Sayasentris - point of view
Memang, paling mudah bercermin dari pengalaman sendiri. Daripada mengambil pengalaman hidup orang lain tapi salah memaknai, tentunya. Bagi saya, pengalaman pribadi bisa dikatakan gudangnya pelajaran hidup bagi diri sendiri, juga bagi banyak hal (artinya tidak hanya orang) di sekitar saya. Tak jarang ketika bicara dengan orang lain, mencoba untuk berbagi, lalu mengambil contoh dari pengalaman pribadi, justru orang lain dengan semangat gertak yang tinggi langsung menghakimi bahwa pengalaman setiap orang berbeda-beda, jangan disamakan, lalu tersinggung karena menganggap saya menyamaratakan semua orang dengan diri saya.

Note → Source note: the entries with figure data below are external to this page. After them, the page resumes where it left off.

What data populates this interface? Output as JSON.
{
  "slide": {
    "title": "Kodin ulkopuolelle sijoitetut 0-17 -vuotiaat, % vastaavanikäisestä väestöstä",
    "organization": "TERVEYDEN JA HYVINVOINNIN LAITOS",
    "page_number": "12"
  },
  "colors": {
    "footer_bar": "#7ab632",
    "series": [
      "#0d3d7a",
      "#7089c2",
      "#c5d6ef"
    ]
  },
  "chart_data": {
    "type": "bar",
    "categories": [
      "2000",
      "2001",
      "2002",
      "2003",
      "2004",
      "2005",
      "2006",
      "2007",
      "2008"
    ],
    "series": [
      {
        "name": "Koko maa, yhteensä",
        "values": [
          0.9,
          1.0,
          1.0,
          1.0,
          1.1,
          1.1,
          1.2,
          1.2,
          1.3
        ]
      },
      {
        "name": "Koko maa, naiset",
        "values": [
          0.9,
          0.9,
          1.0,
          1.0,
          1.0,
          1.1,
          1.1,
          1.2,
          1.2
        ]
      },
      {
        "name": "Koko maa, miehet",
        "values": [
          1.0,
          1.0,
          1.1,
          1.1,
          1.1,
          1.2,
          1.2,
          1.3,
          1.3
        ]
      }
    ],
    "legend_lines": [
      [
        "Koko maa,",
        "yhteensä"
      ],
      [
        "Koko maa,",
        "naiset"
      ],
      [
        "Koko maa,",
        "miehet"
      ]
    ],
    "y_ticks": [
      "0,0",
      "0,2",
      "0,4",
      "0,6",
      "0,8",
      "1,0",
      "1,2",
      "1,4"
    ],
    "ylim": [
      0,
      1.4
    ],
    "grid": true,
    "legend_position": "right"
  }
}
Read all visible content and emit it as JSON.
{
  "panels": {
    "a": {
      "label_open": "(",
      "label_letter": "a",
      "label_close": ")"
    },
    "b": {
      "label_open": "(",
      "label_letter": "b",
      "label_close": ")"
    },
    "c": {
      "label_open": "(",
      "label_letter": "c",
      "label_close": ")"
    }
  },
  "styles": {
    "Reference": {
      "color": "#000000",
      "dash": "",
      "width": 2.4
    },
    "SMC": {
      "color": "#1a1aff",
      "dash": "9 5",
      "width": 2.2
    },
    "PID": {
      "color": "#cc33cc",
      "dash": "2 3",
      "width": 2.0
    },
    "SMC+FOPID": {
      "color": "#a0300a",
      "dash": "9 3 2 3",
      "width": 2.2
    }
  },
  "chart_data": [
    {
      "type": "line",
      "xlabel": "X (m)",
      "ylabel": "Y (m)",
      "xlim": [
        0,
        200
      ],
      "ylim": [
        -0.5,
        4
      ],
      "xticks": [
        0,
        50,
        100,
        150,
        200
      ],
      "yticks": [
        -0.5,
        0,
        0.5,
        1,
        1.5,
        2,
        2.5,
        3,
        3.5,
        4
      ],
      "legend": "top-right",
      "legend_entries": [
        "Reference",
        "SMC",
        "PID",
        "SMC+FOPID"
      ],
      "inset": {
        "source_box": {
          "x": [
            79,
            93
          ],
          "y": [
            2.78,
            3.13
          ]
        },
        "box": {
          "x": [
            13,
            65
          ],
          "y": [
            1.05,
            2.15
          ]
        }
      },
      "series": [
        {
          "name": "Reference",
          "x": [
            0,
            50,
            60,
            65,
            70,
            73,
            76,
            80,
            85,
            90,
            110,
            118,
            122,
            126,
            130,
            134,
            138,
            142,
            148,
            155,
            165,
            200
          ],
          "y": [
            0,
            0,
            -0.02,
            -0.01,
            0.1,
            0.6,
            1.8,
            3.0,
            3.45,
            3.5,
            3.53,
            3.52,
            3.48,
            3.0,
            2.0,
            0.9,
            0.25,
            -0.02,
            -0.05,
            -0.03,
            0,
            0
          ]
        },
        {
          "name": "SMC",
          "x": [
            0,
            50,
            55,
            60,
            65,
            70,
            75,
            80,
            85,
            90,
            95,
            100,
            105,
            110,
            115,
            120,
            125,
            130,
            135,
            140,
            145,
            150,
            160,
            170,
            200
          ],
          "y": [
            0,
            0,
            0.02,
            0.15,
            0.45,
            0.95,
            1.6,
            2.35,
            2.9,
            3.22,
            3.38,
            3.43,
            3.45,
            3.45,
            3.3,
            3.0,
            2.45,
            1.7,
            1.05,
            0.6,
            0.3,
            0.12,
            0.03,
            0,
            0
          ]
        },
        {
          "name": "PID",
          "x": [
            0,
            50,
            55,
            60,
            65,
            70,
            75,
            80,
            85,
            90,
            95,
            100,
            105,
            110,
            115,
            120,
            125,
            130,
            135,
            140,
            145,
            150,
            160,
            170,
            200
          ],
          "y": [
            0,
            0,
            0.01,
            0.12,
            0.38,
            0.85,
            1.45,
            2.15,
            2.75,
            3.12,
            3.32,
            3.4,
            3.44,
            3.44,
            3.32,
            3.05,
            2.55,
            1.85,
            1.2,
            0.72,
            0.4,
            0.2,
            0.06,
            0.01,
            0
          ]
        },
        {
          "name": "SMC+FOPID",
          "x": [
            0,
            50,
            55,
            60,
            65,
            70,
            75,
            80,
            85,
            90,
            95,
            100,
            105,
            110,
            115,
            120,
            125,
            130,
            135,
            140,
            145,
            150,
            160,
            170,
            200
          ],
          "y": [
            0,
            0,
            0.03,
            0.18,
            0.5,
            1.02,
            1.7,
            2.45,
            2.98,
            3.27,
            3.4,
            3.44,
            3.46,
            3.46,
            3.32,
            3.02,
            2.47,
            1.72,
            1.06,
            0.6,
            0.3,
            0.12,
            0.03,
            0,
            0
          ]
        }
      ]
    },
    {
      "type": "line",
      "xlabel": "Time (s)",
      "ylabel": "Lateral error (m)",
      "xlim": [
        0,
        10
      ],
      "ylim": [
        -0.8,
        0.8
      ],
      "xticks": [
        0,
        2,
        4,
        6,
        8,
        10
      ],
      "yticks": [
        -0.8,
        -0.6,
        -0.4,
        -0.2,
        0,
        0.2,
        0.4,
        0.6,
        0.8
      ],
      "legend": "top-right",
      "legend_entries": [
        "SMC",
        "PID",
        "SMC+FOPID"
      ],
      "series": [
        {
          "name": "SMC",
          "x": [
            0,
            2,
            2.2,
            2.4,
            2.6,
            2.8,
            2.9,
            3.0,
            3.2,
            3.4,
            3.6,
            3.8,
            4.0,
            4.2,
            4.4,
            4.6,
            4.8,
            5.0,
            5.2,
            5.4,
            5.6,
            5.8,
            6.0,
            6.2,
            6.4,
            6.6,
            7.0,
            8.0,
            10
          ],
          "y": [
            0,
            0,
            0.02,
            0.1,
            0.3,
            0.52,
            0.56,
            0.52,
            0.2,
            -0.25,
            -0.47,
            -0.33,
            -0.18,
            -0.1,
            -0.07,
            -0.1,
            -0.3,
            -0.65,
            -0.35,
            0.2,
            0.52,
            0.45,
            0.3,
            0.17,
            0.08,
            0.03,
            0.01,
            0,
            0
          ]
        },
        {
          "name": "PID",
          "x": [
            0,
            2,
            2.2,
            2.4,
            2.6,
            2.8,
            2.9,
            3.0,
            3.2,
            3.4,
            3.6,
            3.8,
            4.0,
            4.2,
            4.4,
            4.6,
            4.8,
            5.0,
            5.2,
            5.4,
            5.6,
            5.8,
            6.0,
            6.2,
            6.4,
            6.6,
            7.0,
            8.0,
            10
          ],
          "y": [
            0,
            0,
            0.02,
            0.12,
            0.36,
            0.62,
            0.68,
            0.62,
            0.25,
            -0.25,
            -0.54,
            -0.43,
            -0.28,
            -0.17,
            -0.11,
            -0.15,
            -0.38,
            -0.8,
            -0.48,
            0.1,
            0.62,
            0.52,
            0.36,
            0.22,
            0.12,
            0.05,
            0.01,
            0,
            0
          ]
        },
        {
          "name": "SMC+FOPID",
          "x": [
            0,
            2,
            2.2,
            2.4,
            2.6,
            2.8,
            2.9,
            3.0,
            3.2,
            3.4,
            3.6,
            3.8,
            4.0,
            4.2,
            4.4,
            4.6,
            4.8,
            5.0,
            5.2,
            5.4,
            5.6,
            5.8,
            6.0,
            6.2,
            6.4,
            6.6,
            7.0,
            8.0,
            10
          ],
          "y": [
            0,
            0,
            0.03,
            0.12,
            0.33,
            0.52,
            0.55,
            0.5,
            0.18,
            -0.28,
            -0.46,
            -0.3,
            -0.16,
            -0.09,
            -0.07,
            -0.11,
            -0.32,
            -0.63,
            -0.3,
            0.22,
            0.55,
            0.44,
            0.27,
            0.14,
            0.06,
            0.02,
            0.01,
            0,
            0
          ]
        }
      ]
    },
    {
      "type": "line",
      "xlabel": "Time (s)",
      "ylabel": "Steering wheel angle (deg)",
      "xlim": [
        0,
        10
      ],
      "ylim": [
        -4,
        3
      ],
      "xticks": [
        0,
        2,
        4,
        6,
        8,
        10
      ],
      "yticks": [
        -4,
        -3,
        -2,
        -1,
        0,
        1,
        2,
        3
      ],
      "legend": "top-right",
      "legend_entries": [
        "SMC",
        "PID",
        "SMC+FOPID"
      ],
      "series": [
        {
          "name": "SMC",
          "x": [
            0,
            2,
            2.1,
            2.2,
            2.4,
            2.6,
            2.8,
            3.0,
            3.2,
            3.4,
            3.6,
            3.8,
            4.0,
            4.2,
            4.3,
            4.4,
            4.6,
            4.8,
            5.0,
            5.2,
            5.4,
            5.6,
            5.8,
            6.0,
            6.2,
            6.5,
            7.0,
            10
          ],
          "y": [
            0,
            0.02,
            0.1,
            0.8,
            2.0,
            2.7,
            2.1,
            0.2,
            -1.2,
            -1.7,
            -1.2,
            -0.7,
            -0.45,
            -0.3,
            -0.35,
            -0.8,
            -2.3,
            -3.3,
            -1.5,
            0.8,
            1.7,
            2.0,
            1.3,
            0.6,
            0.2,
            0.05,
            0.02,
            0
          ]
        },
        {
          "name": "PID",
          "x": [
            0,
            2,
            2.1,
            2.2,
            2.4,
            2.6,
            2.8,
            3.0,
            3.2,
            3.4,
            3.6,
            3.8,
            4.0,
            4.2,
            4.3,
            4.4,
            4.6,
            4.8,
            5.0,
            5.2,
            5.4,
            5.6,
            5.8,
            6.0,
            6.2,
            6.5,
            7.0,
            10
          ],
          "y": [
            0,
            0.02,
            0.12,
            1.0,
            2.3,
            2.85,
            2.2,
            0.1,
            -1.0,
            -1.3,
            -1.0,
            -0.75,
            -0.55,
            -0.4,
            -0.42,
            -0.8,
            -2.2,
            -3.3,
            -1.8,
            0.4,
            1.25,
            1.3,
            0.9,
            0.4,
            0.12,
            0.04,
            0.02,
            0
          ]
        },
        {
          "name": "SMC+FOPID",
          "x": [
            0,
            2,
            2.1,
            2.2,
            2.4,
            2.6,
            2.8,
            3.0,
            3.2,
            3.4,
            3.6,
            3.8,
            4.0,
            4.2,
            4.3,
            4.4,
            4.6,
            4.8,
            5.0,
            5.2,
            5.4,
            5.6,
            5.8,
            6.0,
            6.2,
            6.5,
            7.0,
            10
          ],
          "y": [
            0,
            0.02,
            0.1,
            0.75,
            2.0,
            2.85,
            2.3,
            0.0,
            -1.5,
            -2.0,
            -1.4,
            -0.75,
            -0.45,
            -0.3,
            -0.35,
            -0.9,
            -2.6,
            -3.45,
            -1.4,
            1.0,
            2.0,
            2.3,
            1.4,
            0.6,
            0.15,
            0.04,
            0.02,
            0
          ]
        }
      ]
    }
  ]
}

Tunggu dulu, dong. Coba dikaji. Masa, sih? Apakah dalam hal ini saya membela diri? Memang iya. Lha wong konteksnya bercermin dari pengalaman pribadi, kok.
Sayasentris - selfie mirror
Bercermin pada diri sendiri melalui pengalaman pribadi. Egoiskah? Menurut saya: tidak. Sekalipun pengalaman itu bersifat pribadi, berpusat pada apa yang saya alami sendiri, bukan berarti pengalaman itu murni saya alami sendiri. Ada banyak pengalaman pribadi yang ketika itu terjadi melibatkan orang lain. Bahkan banyak orang lain. Bisa jadi bukan hanya orang yang terlibat. Ada lingkungan yang terdiri dari berbagai makhluk hidup dan mati beserta aneka kondisi yang menyertai. Apalagi, jika pengalaman pribadi itu telah membuat saya mampu belajar mengenai 1-2 atau bahkan banyak hal yang kemudian mengubah hidup saya dari waktu ke waktu. Dari setiap pengalaman pribadi saya belajar menjadi saya yang setelahnya, yang hari ini, yang besok dan besoknya. Pengalaman pribadi adalah cermin yang membuat saya mengenali siapa saya, sedikit demi sedikit, tentu dari sisi dan cara pandang saya sendiri. Akan menjadi egois apabila saya kemudian hanya mendasarkan hidup saya pada pengalaman sendiri, tutup mata, hati, telinga, dan pikiran atas masukan orang lain.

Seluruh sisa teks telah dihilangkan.